Condensation activity of KS domain. (A) Schematic representation of the condensation reaction where the acetyl group bound to the KS domain and the malonyl group bound to the ACP form the new carbon–carbon bond by Claisen condensation, given 3‐ketobutyryl‐ACP. The KR reduces this product to form 3‐hydroxybutyryl‐ACP. (B) SDS/PAGE autoradiograph of the ApPKS KS domain coincubated with radiolabeled acetyl‐CoA and malonyl‐CoA, respectively. KS can be acylated with acetyl‐CoA and to a lesser extent with malonyl‐CoA. Labeling of KS domain with malonyl‐CoA probably suggests that the KS domain may decarboxylate malonyl‐CoA or that a spountaneous decarboxylation occurs (remaining an acetyl group attached to the Cys of the active site). (C) Thin layer chromatography autoradiograph of the condensation products after alkaline hydrolysis. (D) GC‐MS analysis of the condensation products. After alkaline hydrolysis, the ACP released species which were silylated and separated by gas chromatography. Upper panel; chromatogram of a silylated 3‐hydroxybutyric acid standard. Middle panel; reaction without the KS, where no product is formed and only the substrate malonic acid is present. Lower panel; reaction where the condensation product is formed. The chemical structures of the substrate and product trimethylsilyl derivates are below the chromatographic peaks.

Figure 7

Analysis of the condensation reaction. (A) Thin layer chromatography autoradiograph after alkaline hydrolysis of reactions containing KS or KS‐AT as condensing domains.
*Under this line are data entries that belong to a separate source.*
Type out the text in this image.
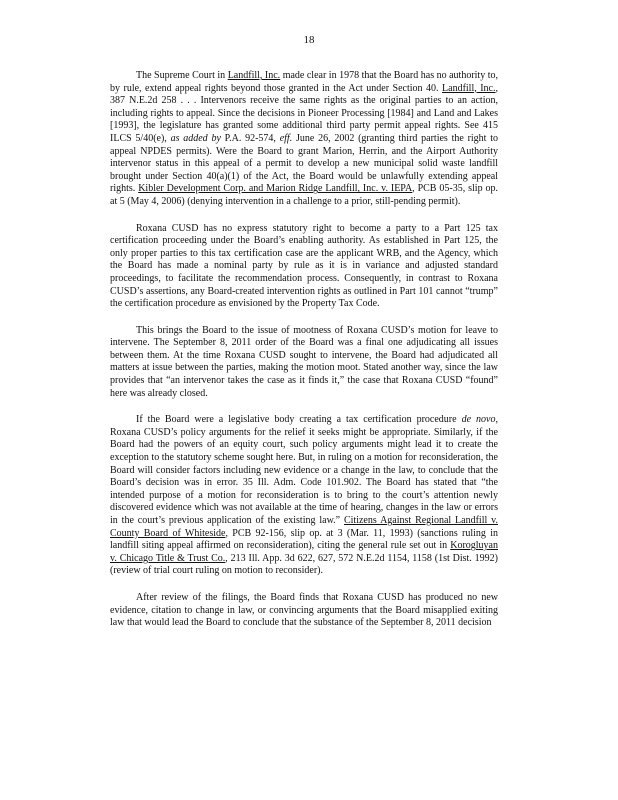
18

The Supreme Court in Landfill, Inc. made clear in 1978 that the Board has no authority to, by rule, extend appeal rights beyond those granted in the Act under Section 40. Landfill, Inc., 387 N.E.2d 258 . . . Intervenors receive the same rights as the original parties to an action, including rights to appeal. Since the decisions in Pioneer Processing [1984] and Land and Lakes [1993], the legislature has granted some additional third party permit appeal rights. See 415 ILCS 5/40(e), as added by P.A. 92-574, eff. June 26, 2002 (granting third parties the right to appeal NPDES permits). Were the Board to grant Marion, Herrin, and the Airport Authority intervenor status in this appeal of a permit to develop a new municipal solid waste landfill brought under Section 40(a)(1) of the Act, the Board would be unlawfully extending appeal rights. Kibler Development Corp. and Marion Ridge Landfill, Inc. v. IEPA, PCB 05-35, slip op. at 5 (May 4, 2006) (denying intervention in a challenge to a prior, still-pending permit).

Roxana CUSD has no express statutory right to become a party to a Part 125 tax certification proceeding under the Board’s enabling authority. As established in Part 125, the only proper parties to this tax certification case are the applicant WRB, and the Agency, which the Board has made a nominal party by rule as it is in variance and adjusted standard proceedings, to facilitate the recommendation process. Consequently, in contrast to Roxana CUSD’s assertions, any Board-created intervention rights as outlined in Part 101 cannot “trump” the certification procedure as envisioned by the Property Tax Code.

This brings the Board to the issue of mootness of Roxana CUSD’s motion for leave to intervene. The September 8, 2011 order of the Board was a final one adjudicating all issues between them. At the time Roxana CUSD sought to intervene, the Board had adjudicated all matters at issue between the parties, making the motion moot. Stated another way, since the law provides that “an intervenor takes the case as it finds it,” the case that Roxana CUSD “found” here was already closed.

If the Board were a legislative body creating a tax certification procedure de novo, Roxana CUSD’s policy arguments for the relief it seeks might be appropriate. Similarly, if the Board had the powers of an equity court, such policy arguments might lead it to create the exception to the statutory scheme sought here. But, in ruling on a motion for reconsideration, the Board will consider factors including new evidence or a change in the law, to conclude that the Board’s decision was in error. 35 Ill. Adm. Code 101.902. The Board has stated that “the intended purpose of a motion for reconsideration is to bring to the court’s attention newly discovered evidence which was not available at the time of hearing, changes in the law or errors in the court’s previous application of the existing law.” Citizens Against Regional Landfill v. County Board of Whiteside, PCB 92-156, slip op. at 3 (Mar. 11, 1993) (sanctions ruling in landfill siting appeal affirmed on reconsideration), citing the general rule set out in Korogluyan v. Chicago Title & Trust Co., 213 Ill. App. 3d 622, 627, 572 N.E.2d 1154, 1158 (1st Dist. 1992) (review of trial court ruling on motion to reconsider).

After review of the filings, the Board finds that Roxana CUSD has produced no new evidence, citation to change in law, or convincing arguments that the Board misapplied exiting law that would lead the Board to conclude that the substance of the September 8, 2011 decision
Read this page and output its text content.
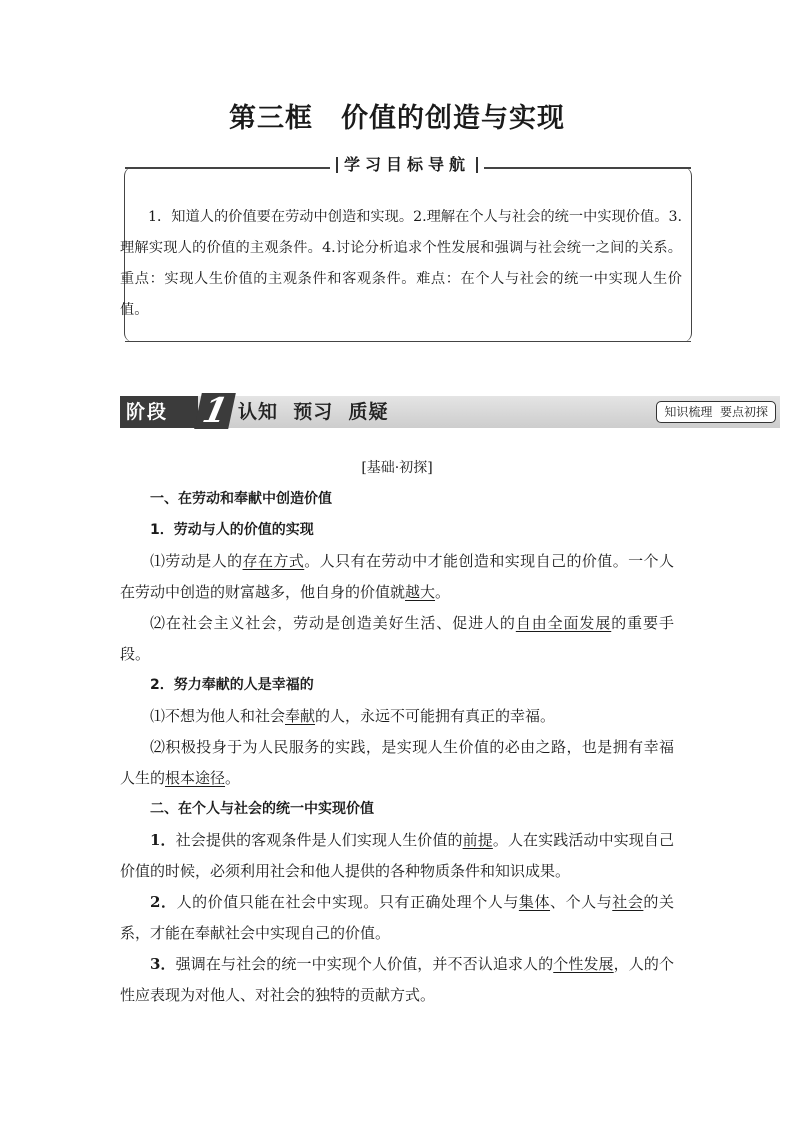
第三框　价值的创造与实现
学习目标导航
1．知道人的价值要在劳动中创造和实现。2.理解在个人与社会的统一中实现价值。3.理解实现人的价值的主观条件。4.讨论分析追求个性发展和强调与社会统一之间的关系。重点：实现人生价值的主观条件和客观条件。难点：在个人与社会的统一中实现人生价值。
阶段 1 认知  预习  质疑	知识梳理  要点初探

[基础·初探]

一、在劳动和奉献中创造价值

1．劳动与人的价值的实现

⑴劳动是人的存在方式。人只有在劳动中才能创造和实现自己的价值。一个人在劳动中创造的财富越多，他自身的价值就越大。

⑵在社会主义社会，劳动是创造美好生活、促进人的自由全面发展的重要手段。

2．努力奉献的人是幸福的

⑴不想为他人和社会奉献的人，永远不可能拥有真正的幸福。

⑵积极投身于为人民服务的实践，是实现人生价值的必由之路，也是拥有幸福人生的根本途径。

二、在个人与社会的统一中实现价值

1．社会提供的客观条件是人们实现人生价值的前提。人在实践活动中实现自己价值的时候，必须利用社会和他人提供的各种物质条件和知识成果。

2．人的价值只能在社会中实现。只有正确处理个人与集体、个人与社会的关系，才能在奉献社会中实现自己的价值。

3．强调在与社会的统一中实现个人价值，并不否认追求人的个性发展，人的个性应表现为对他人、对社会的独特的贡献方式。
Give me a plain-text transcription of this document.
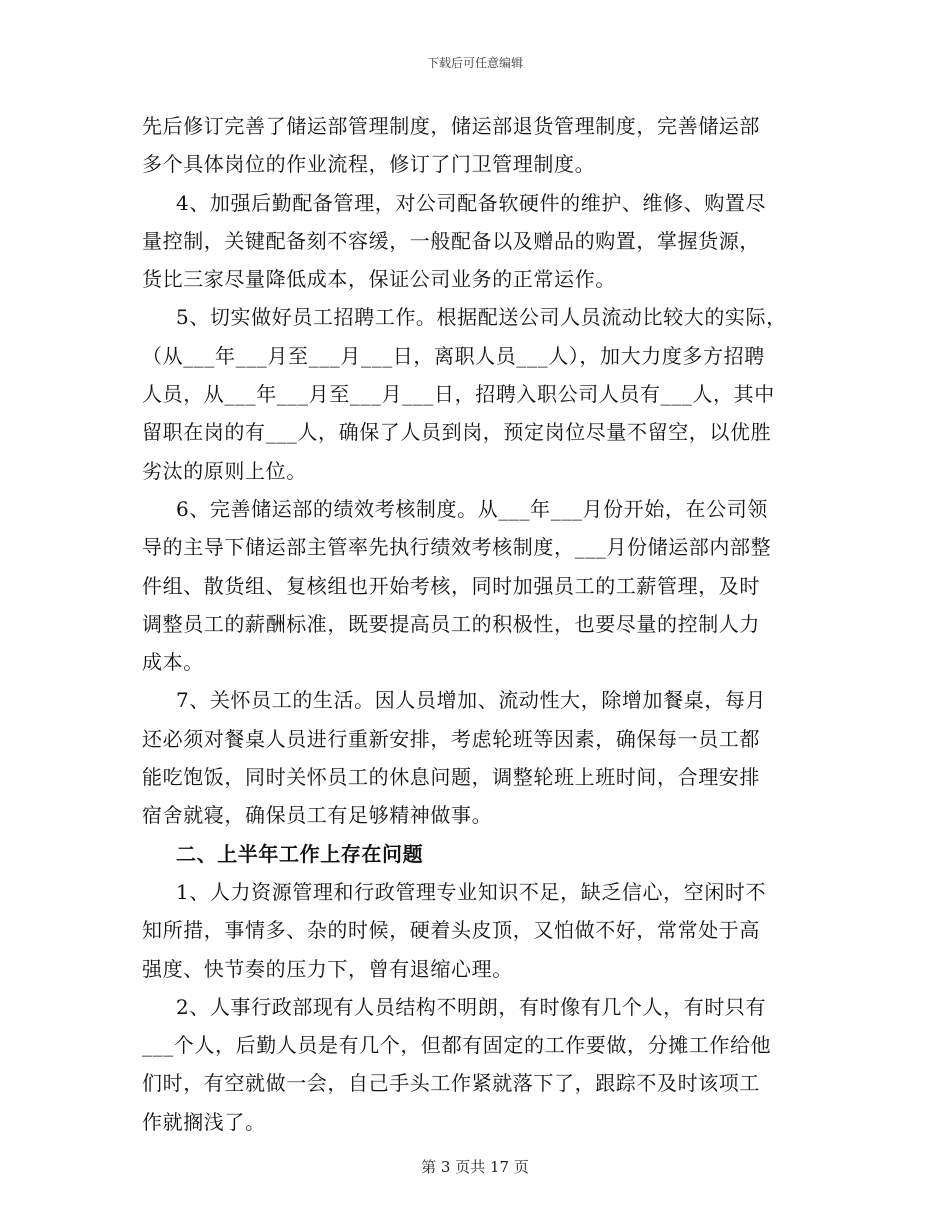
下载后可任意编辑
先后修订完善了储运部管理制度，储运部退货管理制度，完善储运部
多个具体岗位的作业流程，修订了门卫管理制度。
4、加强后勤配备管理，对公司配备软硬件的维护、维修、购置尽
量控制，关键配备刻不容缓，一般配备以及赠品的购置，掌握货源，
货比三家尽量降低成本，保证公司业务的正常运作。
5、切实做好员工招聘工作。根据配送公司人员流动比较大的实际，
（从___年___月至___月___日，离职人员___人），加大力度多方招聘
人员，从___年___月至___月___日，招聘入职公司人员有___人，其中
留职在岗的有___人，确保了人员到岗，预定岗位尽量不留空，以优胜
劣汰的原则上位。
6、完善储运部的绩效考核制度。从___年___月份开始，在公司领
导的主导下储运部主管率先执行绩效考核制度，___月份储运部内部整
件组、散货组、复核组也开始考核，同时加强员工的工薪管理，及时
调整员工的薪酬标准，既要提高员工的积极性，也要尽量的控制人力
成本。
7、关怀员工的生活。因人员增加、流动性大，除增加餐桌，每月
还必须对餐桌人员进行重新安排，考虑轮班等因素，确保每一员工都
能吃饱饭，同时关怀员工的休息问题，调整轮班上班时间，合理安排
宿舍就寝，确保员工有足够精神做事。
二、上半年工作上存在问题
1、人力资源管理和行政管理专业知识不足，缺乏信心，空闲时不
知所措，事情多、杂的时候，硬着头皮顶，又怕做不好，常常处于高
强度、快节奏的压力下，曾有退缩心理。
2、人事行政部现有人员结构不明朗，有时像有几个人，有时只有
___个人，后勤人员是有几个，但都有固定的工作要做，分摊工作给他
们时，有空就做一会，自己手头工作紧就落下了，跟踪不及时该项工
作就搁浅了。
第 3 页共 17 页
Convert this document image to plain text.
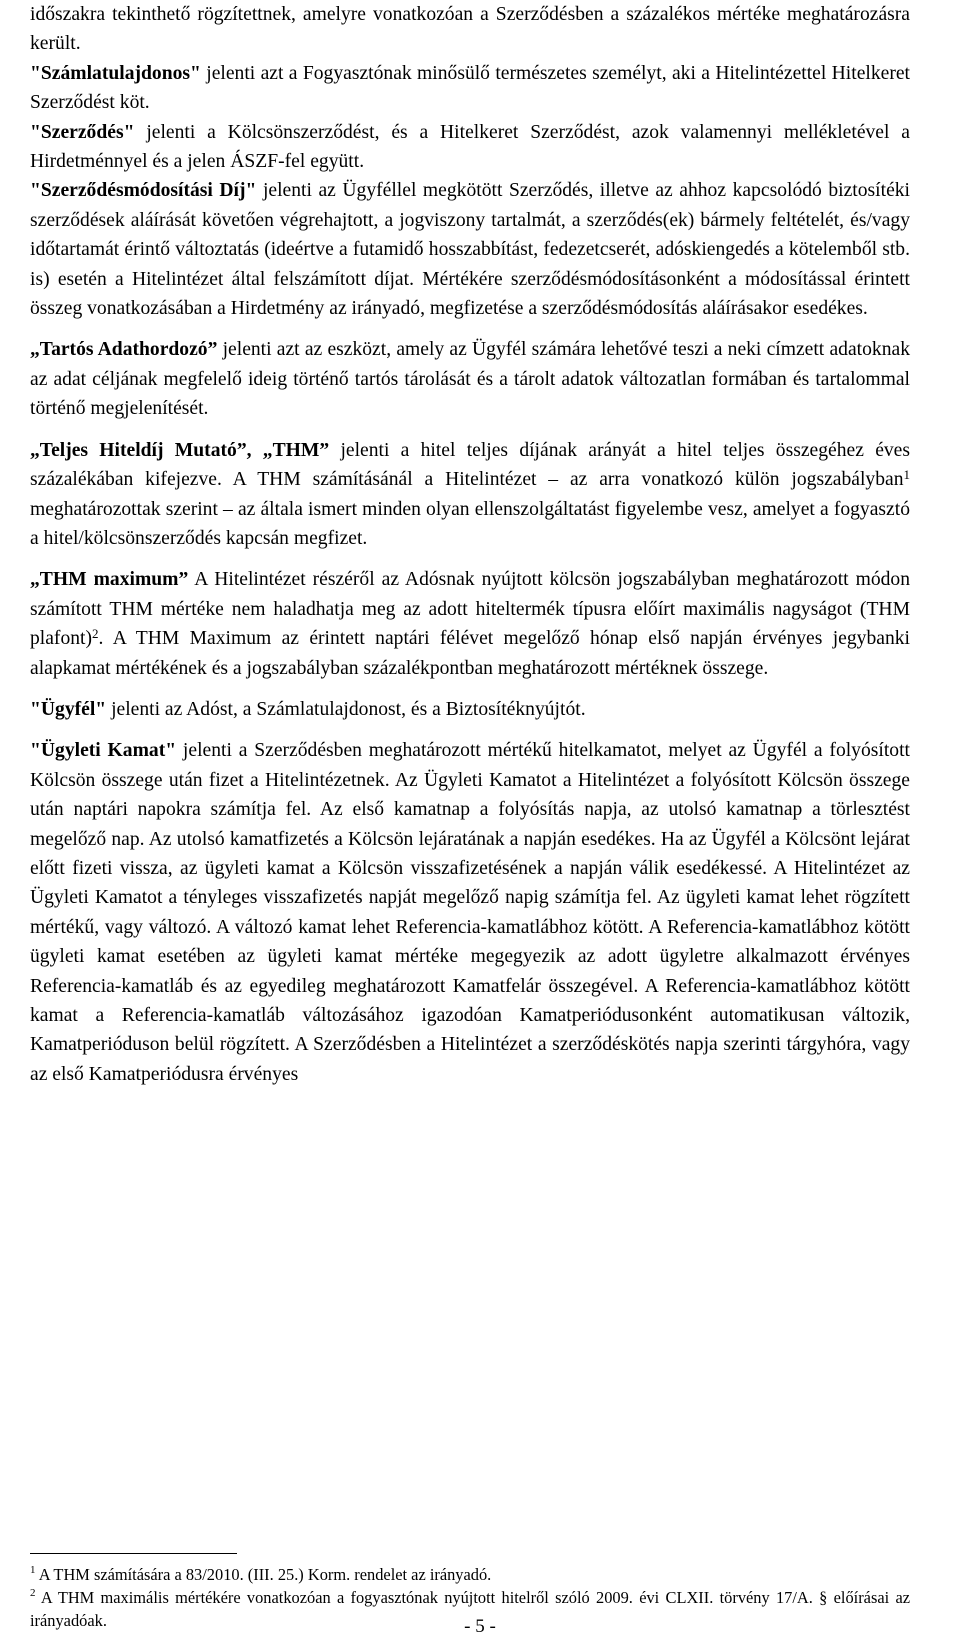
időszakra tekinthető rögzítettnek, amelyre vonatkozóan a Szerződésben a százalékos mértéke meghatározásra került.

"Számlatulajdonos" jelenti azt a Fogyasztónak minősülő természetes személyt, aki a Hitelintézettel Hitelkeret Szerződést köt.

"Szerződés" jelenti a Kölcsönszerződést, és a Hitelkeret Szerződést, azok valamennyi mellékletével a Hirdetménnyel és a jelen ÁSZF-fel együtt.

"Szerződésmódosítási Díj" jelenti az Ügyféllel megkötött Szerződés, illetve az ahhoz kapcsolódó biztosítéki szerződések aláírását követően végrehajtott, a jogviszony tartalmát, a szerződés(ek) bármely feltételét, és/vagy időtartamát érintő változtatás (ideértve a futamidő hosszabbítást, fedezetcserét, adóskiengedés a kötelemből stb. is) esetén a Hitelintézet által felszámított díjat. Mértékére szerződésmódosításonként a módosítással érintett összeg vonatkozásában a Hirdetmény az irányadó, megfizetése a szerződésmódosítás aláírásakor esedékes.

„Tartós Adathordozó” jelenti azt az eszközt, amely az Ügyfél számára lehetővé teszi a neki címzett adatoknak az adat céljának megfelelő ideig történő tartós tárolását és a tárolt adatok változatlan formában és tartalommal történő megjelenítését.

„Teljes Hiteldíj Mutató”, „THM” jelenti a hitel teljes díjának arányát a hitel teljes összegéhez éves százalékában kifejezve. A THM számításánál a Hitelintézet – az arra vonatkozó külön jogszabályban$^1$ meghatározottak szerint – az általa ismert minden olyan ellenszolgáltatást figyelembe vesz, amelyet a fogyasztó a hitel/kölcsönszerződés kapcsán megfizet.

„THM maximum” A Hitelintézet részéről az Adósnak nyújtott kölcsön jogszabályban meghatározott módon számított THM mértéke nem haladhatja meg az adott hiteltermék típusra előírt maximális nagyságot (THM plafont)$^2$. A THM Maximum az érintett naptári félévet megelőző hónap első napján érvényes jegybanki alapkamat mértékének és a jogszabályban százalékpontban meghatározott mértéknek összege.

"Ügyfél" jelenti az Adóst, a Számlatulajdonost, és a Biztosítéknyújtót.

"Ügyleti Kamat" jelenti a Szerződésben meghatározott mértékű hitelkamatot, melyet az Ügyfél a folyósított Kölcsön összege után fizet a Hitelintézetnek. Az Ügyleti Kamatot a Hitelintézet a folyósított Kölcsön összege után naptári napokra számítja fel. Az első kamatnap a folyósítás napja, az utolsó kamatnap a törlesztést megelőző nap. Az utolsó kamatfizetés a Kölcsön lejáratának a napján esedékes. Ha az Ügyfél a Kölcsönt lejárat előtt fizeti vissza, az ügyleti kamat a Kölcsön visszafizetésének a napján válik esedékessé. A Hitelintézet az Ügyleti Kamatot a tényleges visszafizetés napját megelőző napig számítja fel. Az ügyleti kamat lehet rögzített mértékű, vagy változó. A változó kamat lehet Referencia-kamatlábhoz kötött. A Referencia-kamatlábhoz kötött ügyleti kamat esetében az ügyleti kamat mértéke megegyezik az adott ügyletre alkalmazott érvényes Referencia-kamatláb és az egyedileg meghatározott Kamatfelár összegével. A Referencia-kamatlábhoz kötött kamat a Referencia-kamatláb változásához igazodóan Kamatperiódusonként automatikusan változik, Kamatperióduson belül rögzített. A Szerződésben a Hitelintézet a szerződéskötés napja szerinti tárgyhóra, vagy az első Kamatperiódusra érvényes

$^1$ A THM számítására a 83/2010. (III. 25.) Korm. rendelet az irányadó.

$^2$ A THM maximális mértékére vonatkozóan a fogyasztónak nyújtott hitelről szóló 2009. évi CLXII. törvény 17/A. § előírásai az irányadóak.	- 5 -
The expected product, 3‐hydroxy butyrate, and the side product, acetate, are indicated. (B) Thin layer chromatography autoradiograph after alkaline hydrolysis of reactions containing acetyl‐ and propionyl‐SNAC as starter units. The expected condensation products are 3‐hydroxy butyrate in lane 1 and 3‐hydroxy pentanoate in lane 3.